December 17, 2014
Did you know…
The Virginia Tech class of 2017 welcomed the highest number of out-of-state freshmen from Maryland? The second highest was New Jersey.
The University shield reflects the War Memorial Pylons- the location for the Virginia Tech motto Ut Prosim (That I May Serve).
The School of Performing Arts at Virginia Tech offers undergraduate students the opportunity to explore the art of cinema through either a major in theatre with an emphasis in cinema or a minor in cinema.
If you were unaware of these notable facts before, now you know!
As you may have guessed from the title, the third fact is the main topic of today’s CreatiVe ConnecTions blog entry.
I first heard about the option to study cinema from Caitlyn, a first year undergraduate student enrolled in my Theatre Arts Management Lab course this fall. From the onset of class Caitlyn showed herself to have a strong sense of self. She was reliable, creative and great at relating to others. When Caitlyn shared her plan of majoring in multimedia journalism and theatre with an emphasis in Cinema my response was, “That’s perfect!”
I could see the possibilities available to her post graduation as she shared her big dreams with me. In my opinion, her reasoning was not only well thought out, but true to her personal strengths.
Can you relate to Caitlyn? Are you considering attending or already enrolled at Virginia Tech? Do you too have big dreams about pursuing a career requiring knowledge in cinema?
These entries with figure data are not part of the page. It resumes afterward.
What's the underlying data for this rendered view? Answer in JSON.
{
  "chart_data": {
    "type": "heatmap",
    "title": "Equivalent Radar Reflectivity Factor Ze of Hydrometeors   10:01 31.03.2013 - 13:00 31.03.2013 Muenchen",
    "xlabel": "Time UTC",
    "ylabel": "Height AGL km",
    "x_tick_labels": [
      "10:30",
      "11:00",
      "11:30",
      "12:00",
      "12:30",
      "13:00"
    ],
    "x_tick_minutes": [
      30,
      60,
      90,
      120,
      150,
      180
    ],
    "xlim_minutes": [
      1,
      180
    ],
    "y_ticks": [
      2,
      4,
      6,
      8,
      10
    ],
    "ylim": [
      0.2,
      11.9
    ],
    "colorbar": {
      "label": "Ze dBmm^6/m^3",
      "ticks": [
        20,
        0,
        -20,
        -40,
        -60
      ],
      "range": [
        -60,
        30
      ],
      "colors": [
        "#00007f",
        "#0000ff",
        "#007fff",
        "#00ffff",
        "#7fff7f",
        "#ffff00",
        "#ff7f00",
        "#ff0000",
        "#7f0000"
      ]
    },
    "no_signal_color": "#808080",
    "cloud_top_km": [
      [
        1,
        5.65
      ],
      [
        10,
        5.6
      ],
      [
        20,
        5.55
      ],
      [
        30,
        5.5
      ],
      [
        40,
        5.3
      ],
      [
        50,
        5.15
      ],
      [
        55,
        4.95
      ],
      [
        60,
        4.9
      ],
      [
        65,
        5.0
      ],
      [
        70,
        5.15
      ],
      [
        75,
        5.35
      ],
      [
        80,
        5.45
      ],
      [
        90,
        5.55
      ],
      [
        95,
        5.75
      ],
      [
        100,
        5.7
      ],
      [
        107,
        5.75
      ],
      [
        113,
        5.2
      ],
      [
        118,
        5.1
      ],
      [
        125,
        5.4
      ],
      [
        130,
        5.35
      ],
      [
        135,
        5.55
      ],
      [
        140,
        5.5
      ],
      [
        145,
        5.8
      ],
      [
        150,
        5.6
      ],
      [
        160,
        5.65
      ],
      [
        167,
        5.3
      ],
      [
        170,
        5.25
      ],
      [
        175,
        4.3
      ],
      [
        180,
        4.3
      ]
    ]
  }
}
Big dreams require big opportunities.
Here at Virginia Tech, the School of Performing Arts is positioned to provide big opportunities for those with the desire to study cinema arts.
According to Patricia Lavender, Director of Undergraduate Advising for Theatre & Cinema, the program regularly has about one fourth of its majors declare a focus in cinema.
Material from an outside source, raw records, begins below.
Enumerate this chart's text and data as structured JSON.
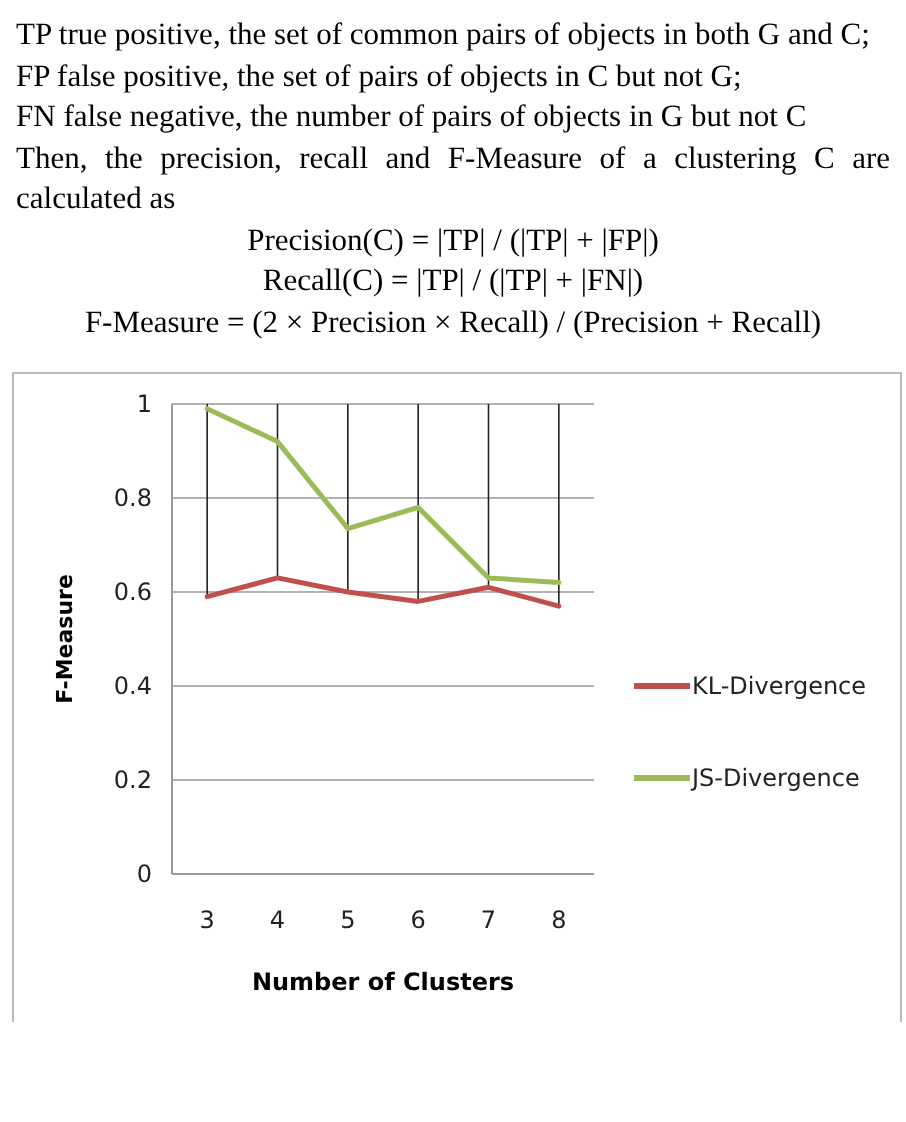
{
  "chart_data": {
    "type": "line",
    "xlabel": "Number of Clusters",
    "ylabel": "F-Measure",
    "annotations": [
      "TP true positive, the set of common pairs of objects in both G and C;",
      "FP false positive, the set of pairs of objects in C but not G;",
      "FN false negative, the number of pairs of objects in G but not C",
      "Then, the precision, recall and F-Measure of a clustering C are calculated as",
      "Precision(C) = |TP| / (|TP| + |FP|)",
      "Recall(C) = |TP| / (|TP| + |FN|)",
      "F-Measure = (2 × Precision × Recall) / (Precision + Recall)"
    ],
    "categories": [
      "3",
      "4",
      "5",
      "6",
      "7",
      "8"
    ],
    "series": [
      {
        "name": "KL-Divergence",
        "color": "#c0504d",
        "values": [
          0.59,
          0.63,
          0.6,
          0.58,
          0.61,
          0.57
        ]
      },
      {
        "name": "JS-Divergence",
        "color": "#9bbb59",
        "values": [
          0.99,
          0.92,
          0.735,
          0.78,
          0.63,
          0.62
        ]
      }
    ],
    "ylim": [
      0,
      1
    ],
    "yticks": [
      0,
      0.2,
      0.4,
      0.6,
      0.8,
      1
    ],
    "grid": true,
    "legend": "right",
    "marker": "none",
    "line_style": "solid"
  }
}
At this time 25 students are pursuing theatre with a cinema emphasis- others a minor in cinema.
The cinema program is crafted to allow learners to pursue their passions. It allows space for interdisciplinary study and equips you with essential skills for the workforce.
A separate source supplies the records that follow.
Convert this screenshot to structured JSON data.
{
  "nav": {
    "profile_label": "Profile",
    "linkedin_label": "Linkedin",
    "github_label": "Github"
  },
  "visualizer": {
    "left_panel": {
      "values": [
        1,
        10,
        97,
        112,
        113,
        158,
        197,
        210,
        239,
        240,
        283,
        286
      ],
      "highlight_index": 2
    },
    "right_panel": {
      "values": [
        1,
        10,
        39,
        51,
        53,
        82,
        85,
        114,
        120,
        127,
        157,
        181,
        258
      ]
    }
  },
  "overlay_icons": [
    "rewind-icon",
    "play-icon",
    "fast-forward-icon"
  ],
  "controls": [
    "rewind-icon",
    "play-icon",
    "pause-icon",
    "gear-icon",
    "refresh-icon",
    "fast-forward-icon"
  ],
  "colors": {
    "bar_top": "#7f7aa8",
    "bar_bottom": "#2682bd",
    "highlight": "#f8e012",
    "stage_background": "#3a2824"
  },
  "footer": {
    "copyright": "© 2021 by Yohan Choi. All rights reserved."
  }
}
Speaking of life after college, do you know the five things employers wish you learned in college? Lindsey Pollak, a leading expert on the workplace, believes she does--and the cinema program at Virginia Tech cultivates learning experiences that impart each of them. Pollak has identified skills in communication, leadership, organization, personal finance and street smarts as skills employers are looking for from college grads.
Wondering how the cinema program cultivates these learning experiences? Take a look.
Students work collaboratively, benefitting from cross-disciplinary hands on projects and lectures. Creative student work encourages communication.
“There are literally tens of thousands of different opportunities a Cinema student can pursue after graduation. The experience a cinema student has had with accepting responsibility and managing different aspects of different projects makes them a natural for any collaborative enterprise--pick your field or industry!” – Professor Charles Dye
ORGANIZATION and PERSONAL FINANCE:
Classes are offered in stage management and arts management, along with a variety of labs. The management and lab courses provide learning experiences in budgeting, time management, decision-making, economic principles, and creating systems for productivity.
Students are encouraged to venture away from the classroom to film and create. Students are given the permission to access tools and technology to act independently.
“As for leadership, there are many places in Cinema where this is critically important. Luckily with good communication skills comes the ability to be a better leader. Of course good leadership is also about management, so management training is a part of our courses as well.” – Professor Charles Dye
Faculty members share their knowledge and skills with undergraduates ensuring that upon graduation students will be professional artists and engaged citizens, working in and with community in an innovative way.
You see! Cinema study has much to offer.